思えば死はいつも自分のそばにあったような気がする。キッドは目の前の明ら様な「死」に、茫洋とした体でその場に佇んでいた。小さな名探偵が自分を追ってきているのは承知していた。彼にこの現場を見せたくない、と思う。そのためにも自分の迅速な対処が必要だということも重々理解しているのに、身体はそれを納得していないらしい。身体が――動物としての自然な本能が、そこに自分の死を見出し、恐怖に身動きができないでいる。何たる様だ、と理性は必死に本能を叱咤するが、太古の昔からまるでそれだけが目的だったかのような生物の「生きたい」という欲求は、キッドの肉体を支配し、じわり、じわりとその昏い闇を浸食させていった。この感覚には何処か憶えがある。そうだ、親父が死んだと聞かされたときだ……ぼんやりと当時の情景が脳裏に蘇った。
自分の目の前で炎上していった、父親の入った大きな箱。普段はやらなかった脱出マジックを、どうしてその日に限って盗一が行ったのか、未だ快斗にはわからぬままだった。いずれにしろ、父親がそれに失敗して死んだのは確かだった。否、失敗したと見せ掛けられて殺されたのは事実以外の何物でもなかった。眼前で親父は殺されたのだ……自分にあのとき力があれば、死を理解した上で立ち向かってゆく強さがあれば、犯人を捕まえることも、或いは親父を助けることさえできたかもしれなかったのに。その当時の快斗は、ただ呆然と父親が存在しているらしい箱にまとわりつく炎を見詰めていた。そしてその炎を美しいとさえ思った。それは人の命が消えてゆく刹那の生命の輝きを象徴しているかのようで、だがそれが命の灯火であったのだと知ったのは後になってからであった。そのときの彼には人の「死」というものが理解できてはいなかった。純粋にその美しさに囚われて動けなかっただけであったのだ。
後悔と共に酷い無力感に襲われたのは、葬式の準備の最中だったろう。お父さんはあの事故で亡くなったのよ、と涙も流さず真っ直ぐに瞳を覗き込んでくる母に、そう聞かされたときであったように思える。あの炎の猛々しさが命そのものであったのだ、と認識できたそのとき初めて、快斗は死を恐怖した。あの途方もない美しさが命なのだとしたら、自分などには一生叶わない、と。そう、命というそれだけで言い様のない存在感を示すそれそのものに、それが生を放つであれ死を匂わせるであれ、快斗はその圧倒的な力の前に、己の絶対的な無力感を味わったのであった。

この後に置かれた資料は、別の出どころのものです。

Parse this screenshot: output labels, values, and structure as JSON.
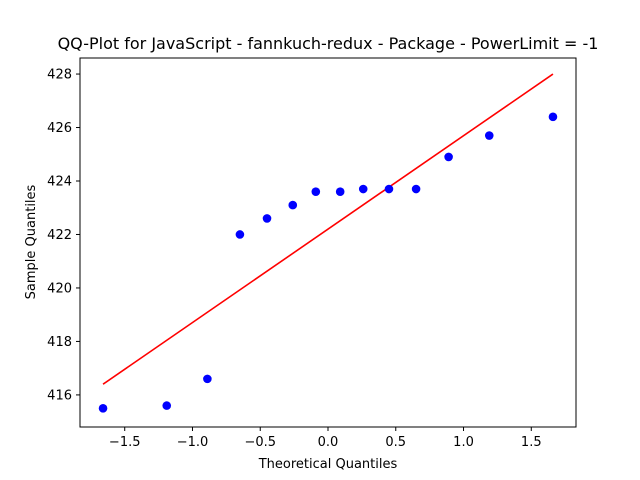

今の感覚は、そのときの無力感に似ていた。あのときはまだ幼く、その迫力に呆然としていた快斗は大分経ってから後悔するしかなかったものが、今はその場ですぐに己を無力さを嘆いているだけに過ぎない。何も成長しちゃいねぇ、と自嘲気味に嗤おうとして……それも叶わなかった。当てられる、とはこういうことなのだ。キッドは理解した。死なる圧倒的な質量を伴って己を襲うものに、キッドの身体は完全に当てられてしまっている。ふと逆の感覚を味わった瞬間を憶い出した。自らの生に当てられ、どうしようもなく興奮した瞬間。今夜もまた誰も自分を追ってきた者は居ないのだろう、という諦念にも似た寂寥を破ってくれた小さな名探偵の姿を見掛けたとき。あのとき自分は、肉体ではなく精神が当てられるということを実感したのだった。
そう思うと、すう……と身体の力が抜けていった。あの名探偵がここに来るのだ。彼にこんな惨たらしい自分の屍体を見せたくはない。
それは確かに死を纏い、キッドの眼前に横たわっていた。その死は白い色をしている。スーツにマント。シルクハットは胴体から離れた頭に綺麗に被さっている。怪盗キッドの白い衣装を象徴であるかのように紅い色で染め上げた「死」は、キッドに己が死という呪縛を与えた。
而して衝撃というものは、更なる衝撃の前には押し流されてしまうものである。彼にとっての更なる衝撃が、もうじきにここに到着する。
動かなくては。ようよう強張りの解けた身体を、ぎしぎしと音が立っているかのような錯覚さえ覚えながら、キッドは無理に動かした。一歩、後ろに下がる。もう一歩下がれば、扉に手が届く――。